少し照れながらそういうレイフに、ウィルは気付いていながらわざと少し気取って言う。

「それは俺に早く会いたくてって解釈していいんですか?」

「……ああ」

「うん、……嬉しいです」

ウィルはそういってレイフの首に顔をうずめた。レイフもそれを幸せそうな表情で受け入れる。

「それよりウィル、今日のプレゼン、参加者からも好評だったぞ。みんなに声をかけられたよ。お前の元部下は凄いなって。だから自慢しておいた。まあ、…元部下って言い方は少し傷ついたけどな」

 そういいながら二人でなだれ込むようにソファに腰を落とした。ウィルはレイフにべったりと抱きついている。レイフはわかっていた。ウィルの密着度と一日の精神的ストレスが比例していることを。今日はきっと、プレゼンで気を張っていたからその無意識のストレスが彼をこうさせているのだろう。最も、HQに所属した後はその前よりずっと抱きついてくる時間は増えたが。
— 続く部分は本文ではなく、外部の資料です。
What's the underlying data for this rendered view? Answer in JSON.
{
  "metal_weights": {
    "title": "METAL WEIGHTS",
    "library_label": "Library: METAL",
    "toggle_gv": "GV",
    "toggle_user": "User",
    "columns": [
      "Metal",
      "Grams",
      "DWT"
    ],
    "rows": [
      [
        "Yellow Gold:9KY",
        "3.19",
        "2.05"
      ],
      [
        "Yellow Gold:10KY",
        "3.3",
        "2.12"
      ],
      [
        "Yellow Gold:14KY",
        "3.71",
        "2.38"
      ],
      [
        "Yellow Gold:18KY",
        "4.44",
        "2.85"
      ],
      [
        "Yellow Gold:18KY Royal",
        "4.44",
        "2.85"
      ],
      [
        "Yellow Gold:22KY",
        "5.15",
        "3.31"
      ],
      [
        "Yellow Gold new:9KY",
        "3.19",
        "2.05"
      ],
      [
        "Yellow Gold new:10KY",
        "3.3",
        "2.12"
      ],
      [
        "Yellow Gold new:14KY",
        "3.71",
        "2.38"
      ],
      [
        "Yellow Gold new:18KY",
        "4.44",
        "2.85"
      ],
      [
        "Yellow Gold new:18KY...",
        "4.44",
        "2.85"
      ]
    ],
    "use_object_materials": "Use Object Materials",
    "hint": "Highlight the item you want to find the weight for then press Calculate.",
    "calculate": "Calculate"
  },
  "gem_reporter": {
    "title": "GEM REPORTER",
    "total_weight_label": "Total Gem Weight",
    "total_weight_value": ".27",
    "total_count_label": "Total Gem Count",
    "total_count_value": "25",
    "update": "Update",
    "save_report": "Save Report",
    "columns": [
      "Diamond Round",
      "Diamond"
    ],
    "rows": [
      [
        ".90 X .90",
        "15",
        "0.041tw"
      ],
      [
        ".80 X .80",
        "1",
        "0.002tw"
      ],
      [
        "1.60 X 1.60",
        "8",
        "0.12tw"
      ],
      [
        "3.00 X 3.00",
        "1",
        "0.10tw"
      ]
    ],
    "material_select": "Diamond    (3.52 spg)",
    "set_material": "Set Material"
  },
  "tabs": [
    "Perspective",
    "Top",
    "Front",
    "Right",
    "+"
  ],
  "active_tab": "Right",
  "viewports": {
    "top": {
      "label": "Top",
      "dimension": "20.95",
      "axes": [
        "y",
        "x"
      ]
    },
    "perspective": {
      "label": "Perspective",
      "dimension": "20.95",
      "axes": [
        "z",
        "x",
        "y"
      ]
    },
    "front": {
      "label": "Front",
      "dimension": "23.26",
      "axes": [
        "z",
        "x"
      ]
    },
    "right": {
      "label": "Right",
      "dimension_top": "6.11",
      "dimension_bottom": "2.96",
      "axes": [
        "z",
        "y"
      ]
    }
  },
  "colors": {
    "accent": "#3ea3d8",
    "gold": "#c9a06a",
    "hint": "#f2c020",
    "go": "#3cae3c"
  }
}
「そうですね……でも、事実です。いまはあなたの部下じゃない、恋人だ」

「そういうことじゃなくて……」

「わかってますよ。俺のいまの上司はアリシアさんだ。あなたじゃない。まあ、あなたの部下だったって知れていたのは少し驚きですが……」

 そういいながらウィルは上着を脱いだ。そしてネクタイを緩める。そんな仕草のひとつひとつが艶やかに見えてレイフの胸が高鳴った。部隊にいた頃は年に二、三回しか着なかったスーツも、いまじゃ見慣れたほどだ。だが自分の生活に馴染みのなかったものだからやはり、その格好に惹かれる要素はあるのだろう。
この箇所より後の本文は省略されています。